Etemadi Nejad et al. examined the influence of workstations on the muscle activity of the shoulder and neck regions in tailors. Following adjustments to the table height and incline, the muscles under investigation exhibited reduced activity levels [5]. Nonetheless, the health history and physical activity levels of individuals should also be considered. Research suggests that individuals with low physical activity levels and weak muscles experience insufficient muscular support for their spines and bones.

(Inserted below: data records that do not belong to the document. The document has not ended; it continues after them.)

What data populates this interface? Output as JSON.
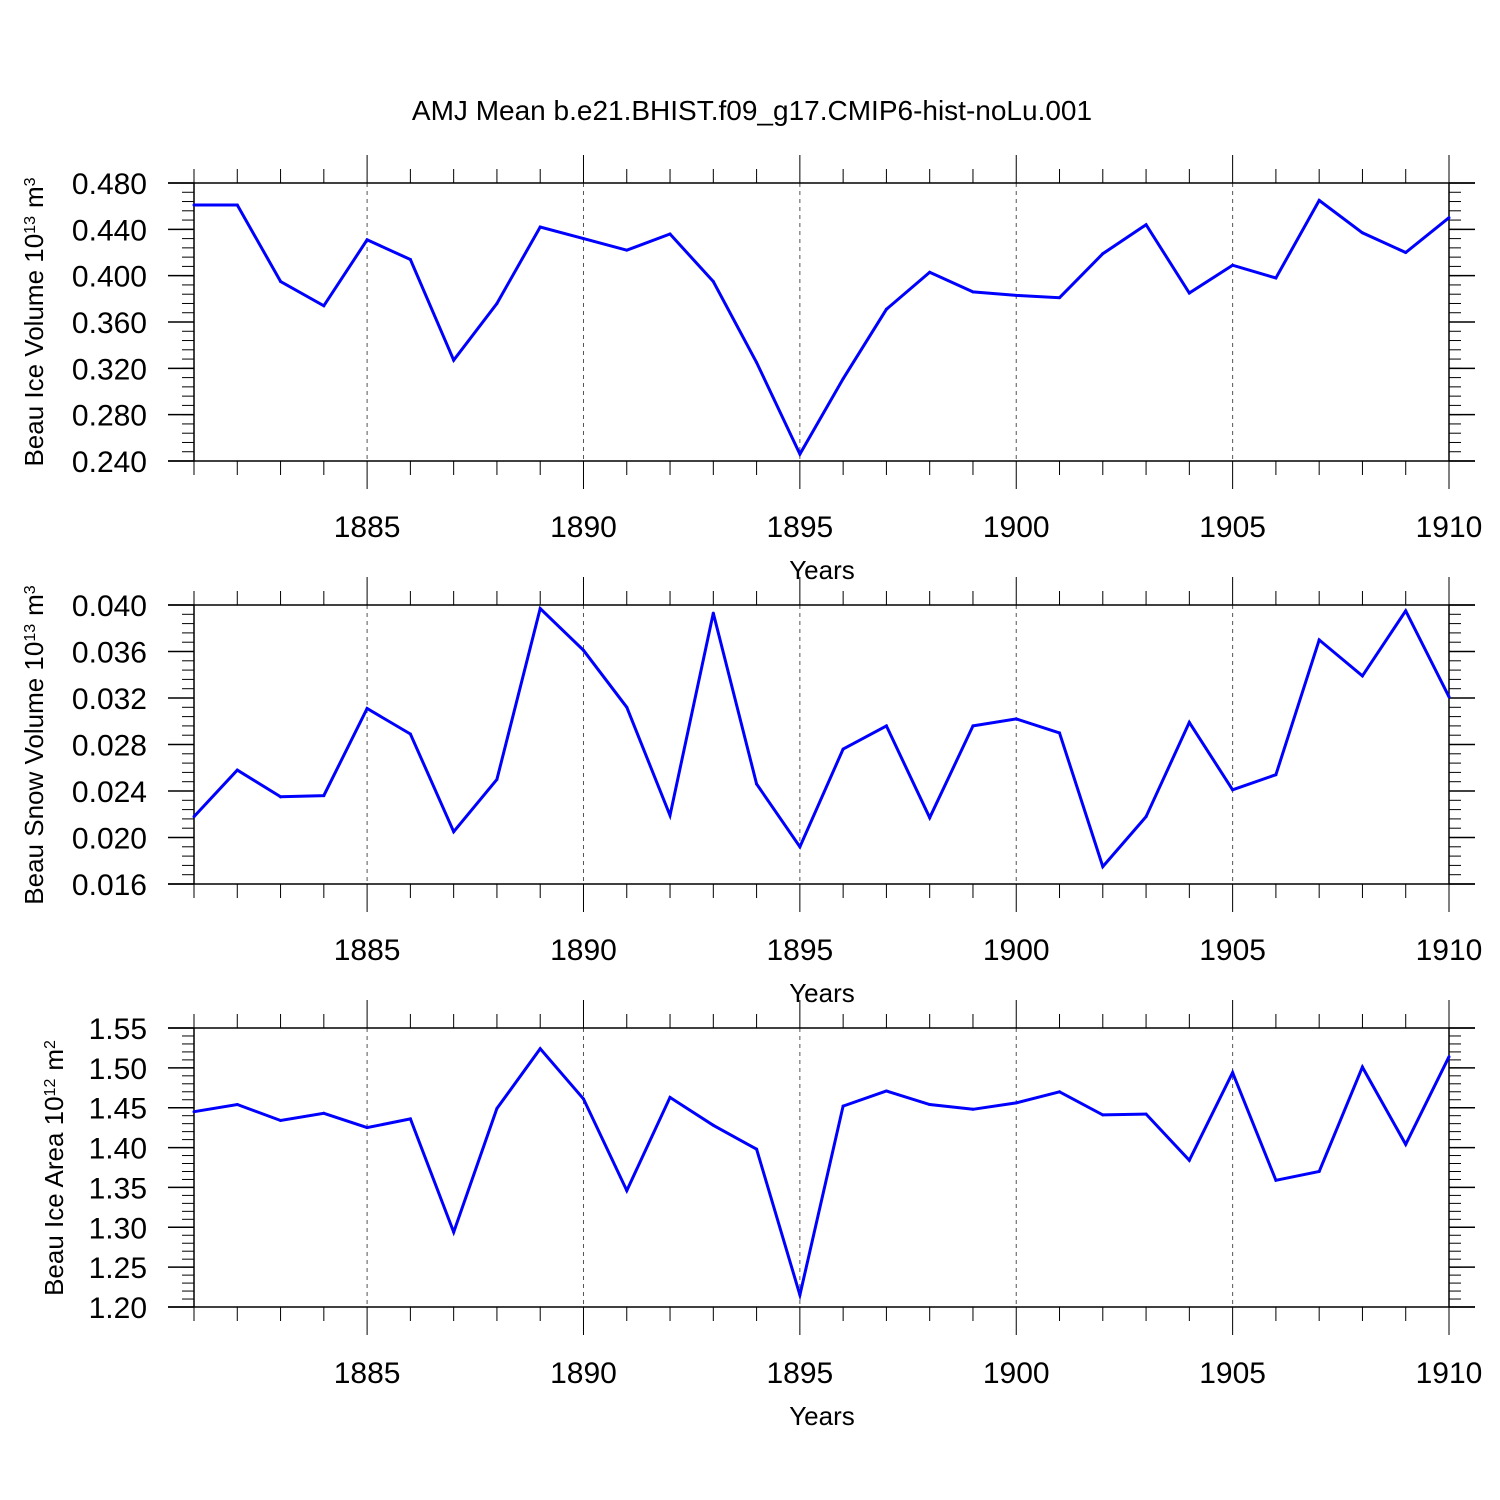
{
  "title": "AMJ Mean b.e21.BHIST.f09_g17.CMIP6-hist-noLu.001",
  "colors": {
    "line": "#0000ff",
    "axis": "#000000",
    "grid": "#555555",
    "background": "#ffffff"
  },
  "chart_data": [
    {
      "type": "line",
      "ylabel": "Beau Ice Volume 10",
      "ylabel_exp": "13",
      "ylabel_unit": "m",
      "ylabel_unit_exp": "3",
      "xlabel": "Years",
      "xlim": [
        1881,
        1910
      ],
      "ylim": [
        0.24,
        0.48
      ],
      "yticks": [
        0.24,
        0.28,
        0.32,
        0.36,
        0.4,
        0.44,
        0.48
      ],
      "ytick_labels": [
        "0.240",
        "0.280",
        "0.320",
        "0.360",
        "0.400",
        "0.440",
        "0.480"
      ],
      "yminor_step": 0.008,
      "xticks": [
        1885,
        1890,
        1895,
        1900,
        1905,
        1910
      ],
      "xtick_labels": [
        "1885",
        "1890",
        "1895",
        "1900",
        "1905",
        "1910"
      ],
      "grid": "vertical-dashed",
      "x": [
        1881,
        1882,
        1883,
        1884,
        1885,
        1886,
        1887,
        1888,
        1889,
        1890,
        1891,
        1892,
        1893,
        1894,
        1895,
        1896,
        1897,
        1898,
        1899,
        1900,
        1901,
        1902,
        1903,
        1904,
        1905,
        1906,
        1907,
        1908,
        1909,
        1910
      ],
      "values": [
        0.461,
        0.461,
        0.395,
        0.374,
        0.431,
        0.414,
        0.327,
        0.376,
        0.442,
        0.432,
        0.422,
        0.436,
        0.395,
        0.325,
        0.246,
        0.311,
        0.371,
        0.403,
        0.386,
        0.383,
        0.381,
        0.419,
        0.444,
        0.385,
        0.409,
        0.398,
        0.465,
        0.437,
        0.42,
        0.45
      ]
    },
    {
      "type": "line",
      "ylabel": "Beau Snow Volume 10",
      "ylabel_exp": "13",
      "ylabel_unit": "m",
      "ylabel_unit_exp": "3",
      "xlabel": "Years",
      "xlim": [
        1881,
        1910
      ],
      "ylim": [
        0.016,
        0.04
      ],
      "yticks": [
        0.016,
        0.02,
        0.024,
        0.028,
        0.032,
        0.036,
        0.04
      ],
      "ytick_labels": [
        "0.016",
        "0.020",
        "0.024",
        "0.028",
        "0.032",
        "0.036",
        "0.040"
      ],
      "yminor_step": 0.0008,
      "xticks": [
        1885,
        1890,
        1895,
        1900,
        1905,
        1910
      ],
      "xtick_labels": [
        "1885",
        "1890",
        "1895",
        "1900",
        "1905",
        "1910"
      ],
      "grid": "vertical-dashed",
      "x": [
        1881,
        1882,
        1883,
        1884,
        1885,
        1886,
        1887,
        1888,
        1889,
        1890,
        1891,
        1892,
        1893,
        1894,
        1895,
        1896,
        1897,
        1898,
        1899,
        1900,
        1901,
        1902,
        1903,
        1904,
        1905,
        1906,
        1907,
        1908,
        1909,
        1910
      ],
      "values": [
        0.0218,
        0.0258,
        0.0235,
        0.0236,
        0.0311,
        0.0289,
        0.0205,
        0.025,
        0.0397,
        0.0361,
        0.0312,
        0.0219,
        0.0393,
        0.0246,
        0.0192,
        0.0276,
        0.0296,
        0.0217,
        0.0296,
        0.0302,
        0.029,
        0.0175,
        0.0218,
        0.0299,
        0.0241,
        0.0254,
        0.037,
        0.0339,
        0.0395,
        0.0321
      ]
    },
    {
      "type": "line",
      "ylabel": "Beau Ice Area 10",
      "ylabel_exp": "12",
      "ylabel_unit": "m",
      "ylabel_unit_exp": "2",
      "xlabel": "Years",
      "xlim": [
        1881,
        1910
      ],
      "ylim": [
        1.2,
        1.55
      ],
      "yticks": [
        1.2,
        1.25,
        1.3,
        1.35,
        1.4,
        1.45,
        1.5,
        1.55
      ],
      "ytick_labels": [
        "1.20",
        "1.25",
        "1.30",
        "1.35",
        "1.40",
        "1.45",
        "1.50",
        "1.55"
      ],
      "yminor_step": 0.01,
      "xticks": [
        1885,
        1890,
        1895,
        1900,
        1905,
        1910
      ],
      "xtick_labels": [
        "1885",
        "1890",
        "1895",
        "1900",
        "1905",
        "1910"
      ],
      "grid": "vertical-dashed",
      "x": [
        1881,
        1882,
        1883,
        1884,
        1885,
        1886,
        1887,
        1888,
        1889,
        1890,
        1891,
        1892,
        1893,
        1894,
        1895,
        1896,
        1897,
        1898,
        1899,
        1900,
        1901,
        1902,
        1903,
        1904,
        1905,
        1906,
        1907,
        1908,
        1909,
        1910
      ],
      "values": [
        1.445,
        1.454,
        1.434,
        1.443,
        1.425,
        1.436,
        1.294,
        1.449,
        1.524,
        1.461,
        1.346,
        1.463,
        1.428,
        1.398,
        1.215,
        1.452,
        1.471,
        1.454,
        1.448,
        1.456,
        1.47,
        1.441,
        1.442,
        1.384,
        1.494,
        1.359,
        1.37,
        1.501,
        1.404,
        1.514
      ]
    }
  ]
}
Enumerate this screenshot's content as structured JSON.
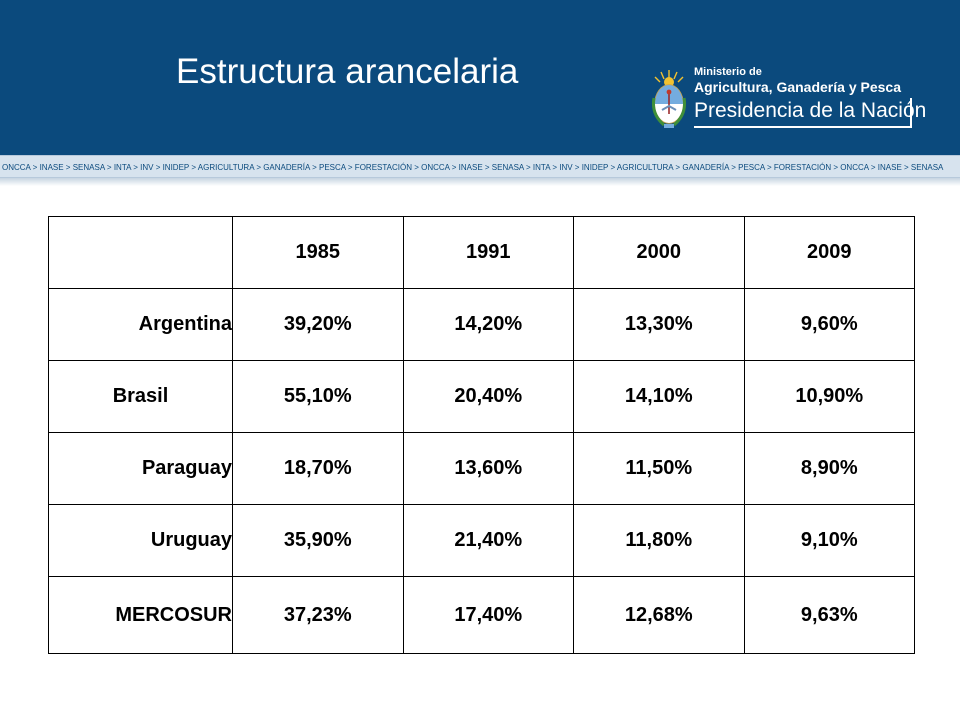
{
  "header": {
    "title": "Estructura arancelaria",
    "logo": {
      "line1": "Ministerio de",
      "line2": "Agricultura, Ganadería y Pesca",
      "line3": "Presidencia de la Nación"
    },
    "ticker": "ONCCA > INASE > SENASA > INTA > INV > INIDEP > AGRICULTURA > GANADERÍA > PESCA > FORESTACIÓN > ONCCA > INASE > SENASA > INTA > INV > INIDEP > AGRICULTURA > GANADERÍA > PESCA > FORESTACIÓN > ONCCA > INASE > SENASA",
    "colors": {
      "band": "#0b4a7d",
      "ticker_bg": "#d7e3ee"
    }
  },
  "table": {
    "corner": "",
    "years": [
      "1985",
      "1991",
      "2000",
      "2009"
    ],
    "rows": [
      {
        "country": "Argentina",
        "values": [
          "39,20%",
          "14,20%",
          "13,30%",
          "9,60%"
        ]
      },
      {
        "country": "Brasil",
        "values": [
          "55,10%",
          "20,40%",
          "14,10%",
          "10,90%"
        ]
      },
      {
        "country": "Paraguay",
        "values": [
          "18,70%",
          "13,60%",
          "11,50%",
          "8,90%"
        ]
      },
      {
        "country": "Uruguay",
        "values": [
          "35,90%",
          "21,40%",
          "11,80%",
          "9,10%"
        ]
      },
      {
        "country": "MERCOSUR",
        "values": [
          "37,23%",
          "17,40%",
          "12,68%",
          "9,63%"
        ]
      }
    ]
  }
}
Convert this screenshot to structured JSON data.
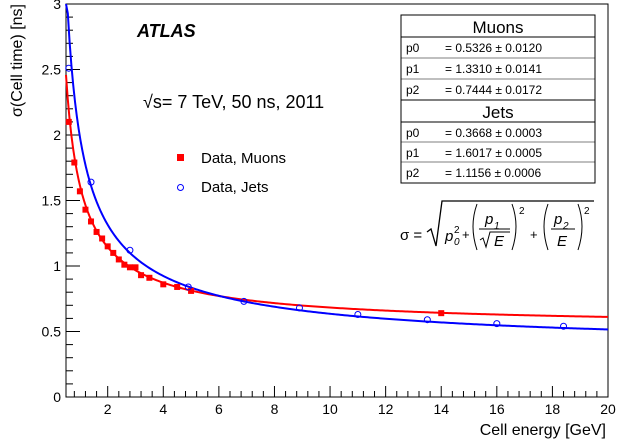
{
  "chart_data": {
    "type": "scatter",
    "title": "",
    "xlabel": "Cell energy [GeV]",
    "ylabel": "σ(Cell time) [ns]",
    "xlim": [
      0.5,
      20
    ],
    "ylim": [
      0,
      3
    ],
    "xticks": [
      "2",
      "4",
      "6",
      "8",
      "10",
      "12",
      "14",
      "16",
      "18",
      "20"
    ],
    "yticks": [
      "0",
      "0.5",
      "1",
      "1.5",
      "2",
      "2.5",
      "3"
    ],
    "experiment": "ATLAS",
    "conditions": "√s= 7 TeV, 50 ns, 2011",
    "legend_position": "middle-left",
    "series": [
      {
        "name": "Data, Muons",
        "color": "#ff0000",
        "marker": "filled-square",
        "x": [
          0.6,
          0.8,
          1.0,
          1.2,
          1.4,
          1.6,
          1.8,
          2.0,
          2.2,
          2.4,
          2.6,
          2.8,
          3.0,
          3.2,
          3.5,
          4.0,
          4.5,
          5.0,
          14.0
        ],
        "y": [
          2.1,
          1.79,
          1.57,
          1.43,
          1.34,
          1.26,
          1.21,
          1.15,
          1.1,
          1.05,
          1.01,
          0.99,
          0.99,
          0.93,
          0.91,
          0.86,
          0.84,
          0.81,
          0.64
        ],
        "fit": {
          "p0": 0.5326,
          "p1": 1.331,
          "p2": 0.7444
        }
      },
      {
        "name": "Data, Jets",
        "color": "#0000ff",
        "marker": "open-circle",
        "x": [
          0.6,
          1.4,
          2.8,
          4.9,
          6.9,
          8.9,
          11.0,
          13.5,
          16.0,
          18.4
        ],
        "y": [
          2.51,
          1.64,
          1.12,
          0.84,
          0.73,
          0.68,
          0.63,
          0.59,
          0.56,
          0.54
        ],
        "fit": {
          "p0": 0.3668,
          "p1": 1.6017,
          "p2": 1.1156
        }
      }
    ],
    "fit_table": {
      "muons": {
        "title": "Muons",
        "rows": [
          {
            "name": "p0",
            "value": "= 0.5326 ± 0.0120"
          },
          {
            "name": "p1",
            "value": "= 1.3310 ± 0.0141"
          },
          {
            "name": "p2",
            "value": "= 0.7444 ± 0.0172"
          }
        ]
      },
      "jets": {
        "title": "Jets",
        "rows": [
          {
            "name": "p0",
            "value": "= 0.3668 ± 0.0003"
          },
          {
            "name": "p1",
            "value": "= 1.6017 ± 0.0005"
          },
          {
            "name": "p2",
            "value": "= 1.1156 ± 0.0006"
          }
        ]
      }
    },
    "formula": {
      "lhs": "σ =",
      "p0": "p",
      "p0_sub": "0",
      "p0_sup": "2",
      "p1": "p",
      "p1_sub": "1",
      "sqrtE": "E",
      "p2": "p",
      "p2_sub": "2",
      "E": "E",
      "plus": "+",
      "square": "2"
    }
  }
}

Therefore, in addition to providing training on proper posture during work and modifying workstations, exercise protocols focusing on strengthening the core stabilizing muscles and shoulder girdle are strongly recommended for tailors. This approach aims to enhance the ability to maintain proper posture consistently and reduce strain on the spine and shoulder joints.
Conclusion
The high prevalence of OMSDs, particularly in the lumbar and neck regions, and their significant correlation with REBA scores underscore the need for ergonomic interventions and improved work posture in this profession. The inverse relationship between disorders and work experience suggests that newcomers may be unaware of the risk factors associated with work posture, while experienced individuals may have adopted strategies to mitigate pain and disorders. The relatively high REBA scores in this study highlight the poor design of tailoring workstations and indicate the necessity of posture correction during work and ergonomic workstation improvements. The practical significance of these findings lies in the prevention of disorders, the introduction of preventive techniques and corrective exercises, and the education and awareness of tailors to reduce risks and improve working conditions.
Ethical Considerations
Compliance with ethical guidelines
This study was approved by the Ethics Committee of the Sport Sciences Research Institute (Code: SSRI.REC-2205-1659[R2]), the research objectives were explained to the participants. Individuals voluntarily participated in the study with full knowledge and consent by completing a consent form. They were free to withdraw from the study at any stage of the research if they chose not to continue.
Funding
This research did not receive any grant from funding agencies in the public, commercial, or non-profit sectors.
Authors' contributions
Data collection and review: Maryam Dehghani; Data analysis: Afsaane Rahnama and Maryam Dehghani; Manuscript preparation: Mohammad Rahimi, Afsaane Rahnama
Conflict of interest
The authors declared no conflicts of interest.
Acknowledgments
The authors would like to thank all the participants who completed the questionnaires and the loved ones who assisted us in the implementation of this project. We hope that measures will be taken to reduce musculoskeletal disorders and common abnormalities among tailors.